You wouldn’t be. If you knew what I’ve done. How much I’m like my mother…
Clare felt the truth burning on her tongue, dancing at the edge of her parting lips. But the only thing to come out was, “Me too. I don’t like when we aren’t together.”
Tatianna’s dark eyes softened as she took Clare’s hand and squeezed her fingers. “Maybe when this is all over, we could give…being together…another try.”
Clare felt hope swell, sudden and strong, drowning out her guilt, her secrets, everything. “You would…want to be with me again?”
The healer began fiddling with her potions, reorganizing them—a tell of nervousness she’d had since they were children. “I would be willing to try.”
Clare sat on one of the stools at Tati’s work desk, knowing she needed to tread lightly. “Do you remember the day we first met?”
Tatianna grinned. “I remember you telling me my shoes had too much glitter.”
Clare folded her arms, quirking a brow. “And I remember you being so offended you dumped a vial of the stuff on our front porch.”
Tatianna showed no remorse at this reminder, just delight. “Yes, that was a wonderful day.

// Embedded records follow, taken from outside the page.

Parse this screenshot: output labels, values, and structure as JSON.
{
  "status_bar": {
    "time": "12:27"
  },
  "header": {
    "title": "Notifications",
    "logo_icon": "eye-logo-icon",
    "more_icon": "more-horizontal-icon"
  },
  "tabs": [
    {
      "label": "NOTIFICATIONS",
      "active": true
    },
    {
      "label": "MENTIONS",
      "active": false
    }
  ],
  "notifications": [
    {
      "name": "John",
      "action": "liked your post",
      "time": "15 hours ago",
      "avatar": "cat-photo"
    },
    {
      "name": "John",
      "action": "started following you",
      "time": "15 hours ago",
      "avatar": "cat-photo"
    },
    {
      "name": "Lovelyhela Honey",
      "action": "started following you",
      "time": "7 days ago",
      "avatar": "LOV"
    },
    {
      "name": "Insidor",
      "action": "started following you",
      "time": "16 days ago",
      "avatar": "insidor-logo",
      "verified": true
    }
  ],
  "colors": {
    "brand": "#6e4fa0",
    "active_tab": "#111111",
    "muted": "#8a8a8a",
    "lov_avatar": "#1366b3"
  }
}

Your mother was furious. I don’t know why she never reprimanded me for it.”
Clare looked down at her hands. “I told her I did it.”
“Why on earth did you do that?” Tati asked. Clare looked up to see she was smiling quizzically at her.
On a deep inhale, Clare breathed in the scents of herbs and medicines, the smells so exact to Tati; they soothed. “I was afraid she wouldn’t let you come over again. I think I told Tryst that night I wanted to marry you.”
Tatianna pushed aside the glass bottles and leaned her elbows across the table. “And what did he say?”
Clare felt comfort at the memory, mingling with regret at how bitter it had all turned out. “He said, ‘You’d better grow comfortable with glitter, then. It appears she owns a lot of it.’”
Tatianna laughed—that light, carefree one she’d had since they were children. The kind that had been so rare in Clare’s home with the pain her mother caused, she’d grown addicted to that laughter. Clare had taken every bit of her disapproval as a challenge to change her mother’s mind. And failed at every turn.
Tatianna’s laughter brought her back. How had Clare gone without it for so long? “Oh, he would say that. A romantic, that one.”
Suddenly, the door collapsed inward with a loud crash, and both women leaped away from the splintering wood.
“Damn it, Trystan!” Tatianna screeched. “Have you never heard of a doorknob, you— Oh gods, Evie! What happened?” Tatianna rushed to clean off the table where she’d been treating Keeley as Trystan carried his apprentice through the shattered door and placed her gently down.
“Someone broke into the manor,” he rasped, face stoic, eyes solemnly staring at the blood on Evie’s face. “She was attacked.”
Clare grabbed her older brother’s arm, gently tugging him away. “Let Tatianna take care of her, Trystan.”
“Make sure she’s still breathing,” Trystan pressed, the pain echoing in his voice. Clare imagined that pain was made exponentially worse by how similar this was to what Trystan had seen when he found Evie lifeless in the Gleaming Palace. “Make sure she’s okay, Tatianna. Please.”